On Premise Architecture
The general architecture of Splunk when running from on-premise consists of following resources and artifacts that are used -
- Indexer Cluster storing and indexing the data.
- Search Heads to query the data.
- Indexer Master to manage the licensing.
- Heavy Forwarders to manage the data flow from the Forwarders.
So the architecture would look something like this-
For the brevity of this solution I’ve kept the storage perspective of of this post.
AWS Infrastructure
Transporting the architecture to AWS it would look something like this -
I’ve spread the architecture over 2 Zones to provide some redundancy and this could be spread over 2 Regions to provide even more redundancy. The Splunk infrastructure is being run from a Private Subnet to avoid public access. A jump host in the public subnet provides the access to the Splunk Instances in Private Subnet. I’ve used the jump host to transfer the Splunk software that will be installed on the Indexers, Index Master, Search Heads and Heavy Forwarders. All of the instances are of the same configuration t3.medium running Ubuntu with 30GB of EBS storage added to them. For simplicity, I’ve had the Search Head and Index Master run from the us-east-2a zone.
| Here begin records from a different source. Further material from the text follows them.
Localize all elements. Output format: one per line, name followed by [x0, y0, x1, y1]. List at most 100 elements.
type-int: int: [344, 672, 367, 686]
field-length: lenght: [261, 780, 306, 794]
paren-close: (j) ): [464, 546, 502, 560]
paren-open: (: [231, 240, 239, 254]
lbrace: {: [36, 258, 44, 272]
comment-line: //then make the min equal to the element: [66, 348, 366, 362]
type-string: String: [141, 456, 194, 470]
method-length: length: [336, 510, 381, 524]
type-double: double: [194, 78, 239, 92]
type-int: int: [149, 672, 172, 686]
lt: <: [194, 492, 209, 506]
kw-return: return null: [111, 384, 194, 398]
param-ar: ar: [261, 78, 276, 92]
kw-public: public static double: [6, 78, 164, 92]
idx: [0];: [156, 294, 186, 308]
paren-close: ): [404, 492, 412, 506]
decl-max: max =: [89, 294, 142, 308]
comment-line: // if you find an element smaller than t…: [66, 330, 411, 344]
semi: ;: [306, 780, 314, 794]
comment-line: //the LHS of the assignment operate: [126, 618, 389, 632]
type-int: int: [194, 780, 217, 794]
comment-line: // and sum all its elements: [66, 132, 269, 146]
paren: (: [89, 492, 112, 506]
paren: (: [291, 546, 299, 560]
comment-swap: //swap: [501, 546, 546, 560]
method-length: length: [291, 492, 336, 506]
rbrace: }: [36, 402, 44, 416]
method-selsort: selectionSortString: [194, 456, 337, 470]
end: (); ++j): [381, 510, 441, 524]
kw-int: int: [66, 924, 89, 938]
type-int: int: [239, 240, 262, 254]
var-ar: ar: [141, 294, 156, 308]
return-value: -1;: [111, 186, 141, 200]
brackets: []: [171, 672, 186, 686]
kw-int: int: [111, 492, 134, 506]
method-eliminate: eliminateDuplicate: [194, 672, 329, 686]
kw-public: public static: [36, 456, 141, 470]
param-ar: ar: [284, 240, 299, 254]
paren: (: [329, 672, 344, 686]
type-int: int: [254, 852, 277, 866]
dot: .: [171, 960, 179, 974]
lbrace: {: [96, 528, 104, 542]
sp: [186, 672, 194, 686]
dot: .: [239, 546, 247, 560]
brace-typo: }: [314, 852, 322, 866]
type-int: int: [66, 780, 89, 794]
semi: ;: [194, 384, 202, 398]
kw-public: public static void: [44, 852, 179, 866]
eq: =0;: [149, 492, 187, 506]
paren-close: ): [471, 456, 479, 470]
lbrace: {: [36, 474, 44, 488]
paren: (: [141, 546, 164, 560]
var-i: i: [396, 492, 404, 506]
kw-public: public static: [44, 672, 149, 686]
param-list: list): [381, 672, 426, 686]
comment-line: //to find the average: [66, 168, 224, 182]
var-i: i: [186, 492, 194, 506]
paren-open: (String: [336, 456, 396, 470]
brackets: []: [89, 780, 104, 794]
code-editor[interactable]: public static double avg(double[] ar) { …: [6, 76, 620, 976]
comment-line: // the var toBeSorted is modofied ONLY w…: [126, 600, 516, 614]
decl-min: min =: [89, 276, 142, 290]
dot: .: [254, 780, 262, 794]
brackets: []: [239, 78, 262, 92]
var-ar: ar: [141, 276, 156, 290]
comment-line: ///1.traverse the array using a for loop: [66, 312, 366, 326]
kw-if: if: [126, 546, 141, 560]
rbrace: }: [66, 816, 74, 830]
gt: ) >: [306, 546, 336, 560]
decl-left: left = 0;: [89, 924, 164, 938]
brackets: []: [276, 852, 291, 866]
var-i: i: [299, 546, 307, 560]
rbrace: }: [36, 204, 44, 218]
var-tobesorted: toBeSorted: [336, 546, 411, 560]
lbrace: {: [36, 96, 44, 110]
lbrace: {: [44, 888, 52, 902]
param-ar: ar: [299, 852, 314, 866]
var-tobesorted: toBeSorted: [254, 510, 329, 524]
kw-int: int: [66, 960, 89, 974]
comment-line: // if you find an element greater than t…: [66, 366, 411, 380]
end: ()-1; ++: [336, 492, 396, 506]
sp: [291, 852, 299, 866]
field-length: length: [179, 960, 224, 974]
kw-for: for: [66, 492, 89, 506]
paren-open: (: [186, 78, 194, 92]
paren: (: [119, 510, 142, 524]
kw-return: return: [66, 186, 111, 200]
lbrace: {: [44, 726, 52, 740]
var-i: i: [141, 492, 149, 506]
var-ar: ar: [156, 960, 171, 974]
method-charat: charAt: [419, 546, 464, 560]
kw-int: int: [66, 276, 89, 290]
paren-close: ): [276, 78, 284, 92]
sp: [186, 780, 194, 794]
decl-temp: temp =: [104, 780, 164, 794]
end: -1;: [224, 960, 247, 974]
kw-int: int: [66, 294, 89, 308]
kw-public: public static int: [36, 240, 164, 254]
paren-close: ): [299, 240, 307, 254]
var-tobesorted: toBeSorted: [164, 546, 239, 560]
I’ve utilized the default NACL in this and the Security Groups associated with the Splunk instances have the following ports allowed — SSH(22), Splunk Replication(9887), Port for Indexing Receive and Forward on Heavy Forwarder(9997) and Web admin access for Index Master and Search Head(8000 and 8089).
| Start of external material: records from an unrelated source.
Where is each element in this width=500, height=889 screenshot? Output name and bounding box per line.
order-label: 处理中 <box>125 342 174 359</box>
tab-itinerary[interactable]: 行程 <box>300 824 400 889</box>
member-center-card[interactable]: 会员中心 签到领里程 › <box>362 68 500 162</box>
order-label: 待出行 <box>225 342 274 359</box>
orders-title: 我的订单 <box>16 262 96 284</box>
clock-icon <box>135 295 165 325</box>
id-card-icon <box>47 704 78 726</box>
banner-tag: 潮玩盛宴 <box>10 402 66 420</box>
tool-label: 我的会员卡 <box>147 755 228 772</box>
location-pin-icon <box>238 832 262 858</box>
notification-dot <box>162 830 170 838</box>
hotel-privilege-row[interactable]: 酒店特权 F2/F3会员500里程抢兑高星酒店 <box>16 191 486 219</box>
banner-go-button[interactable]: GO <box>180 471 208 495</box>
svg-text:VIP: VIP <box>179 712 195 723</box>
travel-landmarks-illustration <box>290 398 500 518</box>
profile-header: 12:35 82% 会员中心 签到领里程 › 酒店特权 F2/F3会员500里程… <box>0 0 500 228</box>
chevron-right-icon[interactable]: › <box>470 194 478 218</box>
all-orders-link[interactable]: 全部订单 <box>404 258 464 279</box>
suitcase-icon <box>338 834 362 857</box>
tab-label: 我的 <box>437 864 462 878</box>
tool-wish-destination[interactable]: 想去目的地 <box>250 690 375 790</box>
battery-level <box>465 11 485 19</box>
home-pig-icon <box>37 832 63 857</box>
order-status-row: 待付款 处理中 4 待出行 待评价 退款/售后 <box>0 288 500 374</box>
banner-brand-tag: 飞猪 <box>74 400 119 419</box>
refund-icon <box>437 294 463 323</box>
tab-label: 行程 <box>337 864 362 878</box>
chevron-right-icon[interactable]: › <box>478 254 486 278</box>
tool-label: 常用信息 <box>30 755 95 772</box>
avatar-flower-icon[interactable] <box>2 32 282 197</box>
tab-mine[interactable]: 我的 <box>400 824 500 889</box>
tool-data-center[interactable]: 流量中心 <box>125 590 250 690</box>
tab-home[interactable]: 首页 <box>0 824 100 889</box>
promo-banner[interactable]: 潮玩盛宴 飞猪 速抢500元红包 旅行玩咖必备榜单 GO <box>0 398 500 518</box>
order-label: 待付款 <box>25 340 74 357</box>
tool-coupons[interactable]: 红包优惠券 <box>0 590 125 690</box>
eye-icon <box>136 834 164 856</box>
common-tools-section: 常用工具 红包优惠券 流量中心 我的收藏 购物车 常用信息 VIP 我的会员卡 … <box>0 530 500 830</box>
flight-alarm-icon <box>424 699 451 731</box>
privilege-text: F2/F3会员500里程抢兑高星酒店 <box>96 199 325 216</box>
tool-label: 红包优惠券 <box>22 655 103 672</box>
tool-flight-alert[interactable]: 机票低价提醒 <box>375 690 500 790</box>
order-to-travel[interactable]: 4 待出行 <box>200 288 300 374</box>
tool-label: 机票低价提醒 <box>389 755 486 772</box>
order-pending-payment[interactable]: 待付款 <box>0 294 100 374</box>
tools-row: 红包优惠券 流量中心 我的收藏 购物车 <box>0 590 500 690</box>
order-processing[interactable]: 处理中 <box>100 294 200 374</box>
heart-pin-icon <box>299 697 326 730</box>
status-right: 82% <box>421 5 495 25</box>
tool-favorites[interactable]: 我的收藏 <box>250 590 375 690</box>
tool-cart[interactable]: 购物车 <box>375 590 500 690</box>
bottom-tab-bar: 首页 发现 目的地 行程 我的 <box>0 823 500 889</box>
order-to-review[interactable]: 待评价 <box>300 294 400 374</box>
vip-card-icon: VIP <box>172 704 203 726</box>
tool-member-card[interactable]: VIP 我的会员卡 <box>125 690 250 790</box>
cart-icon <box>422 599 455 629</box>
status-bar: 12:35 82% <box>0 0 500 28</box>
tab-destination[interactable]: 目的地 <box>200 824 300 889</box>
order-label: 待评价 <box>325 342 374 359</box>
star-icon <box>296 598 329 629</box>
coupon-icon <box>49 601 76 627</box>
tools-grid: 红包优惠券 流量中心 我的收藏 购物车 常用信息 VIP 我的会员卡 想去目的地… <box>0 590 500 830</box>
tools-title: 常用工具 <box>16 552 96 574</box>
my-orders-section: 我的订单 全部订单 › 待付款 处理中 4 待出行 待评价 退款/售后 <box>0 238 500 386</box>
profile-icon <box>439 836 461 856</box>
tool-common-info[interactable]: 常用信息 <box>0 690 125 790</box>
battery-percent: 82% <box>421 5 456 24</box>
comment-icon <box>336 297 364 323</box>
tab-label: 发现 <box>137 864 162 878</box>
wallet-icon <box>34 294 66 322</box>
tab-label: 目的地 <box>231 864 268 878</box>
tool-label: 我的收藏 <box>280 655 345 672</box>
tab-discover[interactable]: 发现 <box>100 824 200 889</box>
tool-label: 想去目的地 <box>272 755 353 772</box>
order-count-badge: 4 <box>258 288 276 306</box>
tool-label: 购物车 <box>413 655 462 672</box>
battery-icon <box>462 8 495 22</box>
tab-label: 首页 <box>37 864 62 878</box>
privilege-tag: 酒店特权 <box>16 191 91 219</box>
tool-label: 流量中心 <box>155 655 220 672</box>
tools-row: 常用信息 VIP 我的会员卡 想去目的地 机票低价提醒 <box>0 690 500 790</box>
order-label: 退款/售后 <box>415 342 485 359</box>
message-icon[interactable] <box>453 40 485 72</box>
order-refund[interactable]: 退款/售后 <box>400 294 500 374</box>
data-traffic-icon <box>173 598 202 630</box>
The Index Master being in Private Subnet I’ve exposed it using a ALB(Application Load Balancer) via port 8000. The Heavy Forwarders are exposed from the same ALB via port 8001 for east-2a and 8002 for east-2b.
Configure Splunk Servers
Configuring the Splunk Servers requires the configuration file to have the same password as it is required for Indexer clustering. After the splunk instance has been started the password will be hashed. Below is the screenshot of the servers that have been configured and created in different zones.
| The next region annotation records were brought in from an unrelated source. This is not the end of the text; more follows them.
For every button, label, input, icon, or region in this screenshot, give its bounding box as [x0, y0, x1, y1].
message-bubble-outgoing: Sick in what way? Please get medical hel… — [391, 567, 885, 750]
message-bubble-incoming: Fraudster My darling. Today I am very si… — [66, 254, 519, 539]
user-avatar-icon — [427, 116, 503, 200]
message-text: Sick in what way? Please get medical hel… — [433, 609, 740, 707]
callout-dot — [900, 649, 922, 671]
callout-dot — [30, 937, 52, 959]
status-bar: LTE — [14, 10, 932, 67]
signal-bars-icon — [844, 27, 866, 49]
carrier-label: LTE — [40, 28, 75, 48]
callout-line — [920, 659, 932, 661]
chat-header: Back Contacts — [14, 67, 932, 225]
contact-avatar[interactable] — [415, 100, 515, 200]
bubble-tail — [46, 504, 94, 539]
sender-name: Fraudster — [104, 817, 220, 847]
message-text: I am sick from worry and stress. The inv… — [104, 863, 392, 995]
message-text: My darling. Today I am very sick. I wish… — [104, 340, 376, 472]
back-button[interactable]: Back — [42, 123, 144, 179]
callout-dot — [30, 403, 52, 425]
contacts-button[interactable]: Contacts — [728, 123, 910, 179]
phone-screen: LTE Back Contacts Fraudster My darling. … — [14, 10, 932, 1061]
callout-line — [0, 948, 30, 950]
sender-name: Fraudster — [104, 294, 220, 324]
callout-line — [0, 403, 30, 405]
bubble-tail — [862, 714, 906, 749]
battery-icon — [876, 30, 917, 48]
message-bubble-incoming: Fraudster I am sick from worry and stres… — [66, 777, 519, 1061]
To expose the Index Master and Heavy Forwaders via ALB, I’ve created an individual Target Groups(TGs). These Splunk services are exposed on the same port i.e. 8000.
A single ALB exposes 3 different TGs, the ALB is configured to utilize 3 different ports. The Index Master is being exposed using port 8000, the SH1 on 8001 and SH2 on port 8002.
The ALB should have a unique DNS name on creation associated with it that can used to access Splunk Servers. Since much of the configuration is done in via the server.conf file in the servers, once the Index Master starts up, the servers should show up in the Index clustering view. Please note that for the Splunk Servers I’ve used private IP addresses to configure them in the server.conf as these IP address are not changed on restart.
The Index Master will show up the following IP address in the Index Clustering panel.
The Search Head tab will show the Search Head Server.
The Heavy Forwarders have been configured with the receiving and forwarding ports in addition to that, the Indexers have been configured with the Heavy Forwarders in respective zones to transfer the data.
Heavy Forwarder east-2a
Heavy Forwarder east-2b
Summary
To summarize the solution, EC2 instances are utilized as Indexers as part of Index cluster, Search Heads and Heavy Forwarders. For the storage EBS clocks can be utilized and as required they can be added. The actual setup may not use an Internet Gateway and the log and events from Universal Forwarders will be internal and not using Internet.